Précarité énergétique et santé : état des connaissances et situation en Ile-de-France

L’Observatoire régional de santé Île-de-France, a publié cet article au sein du numéro 224 de la revue pollution Atmosphérique, Climat, Santé, société.La loi Grenelle II (du 12 juillet 2010) définit une personne en situation de précarité énergétique comme « éprouvant dans son logement des difficultés particulières à disposer de la fourniture d’énergie nécessaire à la satisfaction de ses besoins élémentaires en raison de l’inadaptation de ses ressources ou de ses conditions d’habitat». La précarité énergétique résulte de la combinaison de trois facteurs principaux : faibles revenus du ménage, mauvaise qualité thermique du logement occupé et coût élevé de l’énergie. Phénomène complexe, la précarité énergétique reflète des réalités multiples et s’inscrit dans une perspective plus vaste, celle de la précarité, du « mal logement », et des inégalités sociales. En France, la précarité énergétique occupe aujourd’hui une place importante dans l’espace public, avec une montée en puissance récente (cf. encadré 1).
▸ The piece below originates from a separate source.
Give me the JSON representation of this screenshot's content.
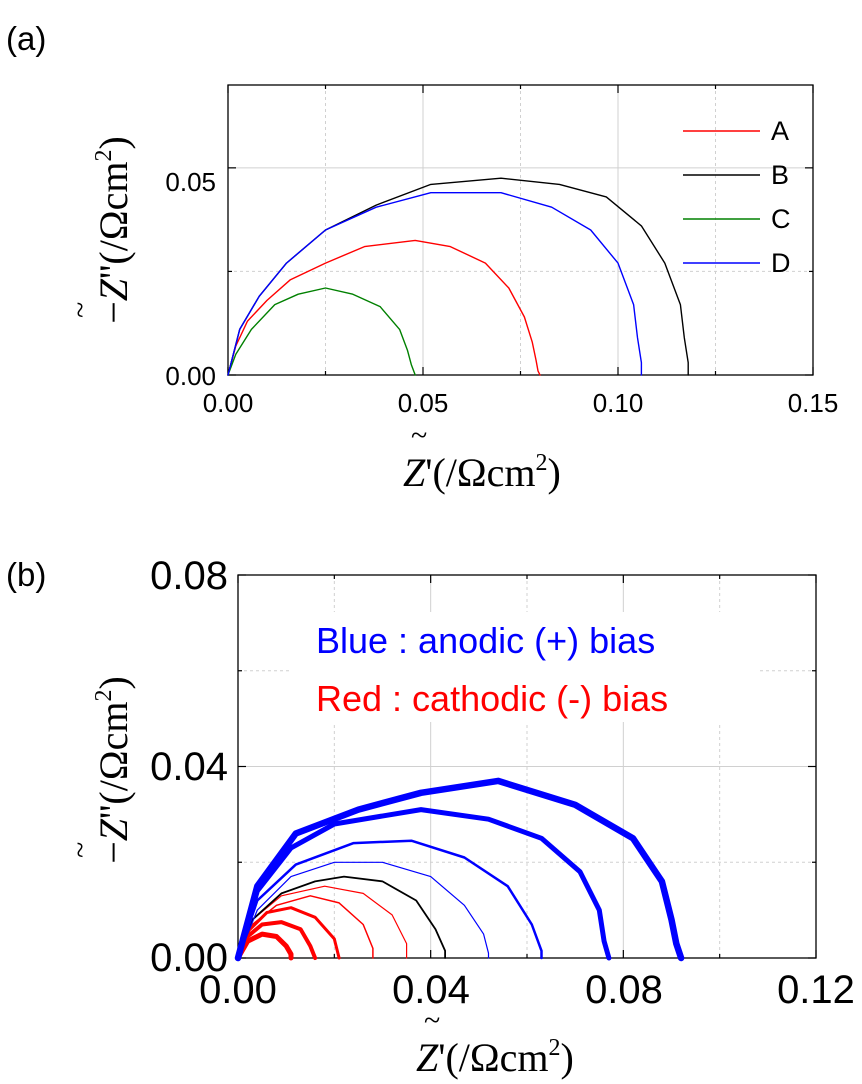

Alors que les Britanniques ont depuis longtemps pris en compte l’aspect sanitaire dans leurs politiques publiques de lutte contre ce phénomène, les conséquences sanitaires de la précarité énergétique restent encore mal appréhendées par les acteurs français, et les politiques n’intègrent pas suffisamment la dimension sanitaire. C’est pourquoi, afin d’appuyer les politiques locales de lutte contre la précarité énergétique, et sous l’impulsion du Conseil régional Ile-de-France, particulièrement investi dans ce champ, l’ORS fournit un état des connaissances des impacts de la précarité énergétique sur la santé. Après avoir fourni quelques éléments relatifs à la définition de la précarité énergétique, les caractéristiques des ménages franciliens concernés seront détaillées. Enfin, le document dresse un panorama des politiques de lutte contre la précarité énergétique et de l’implication des acteurs régionaux.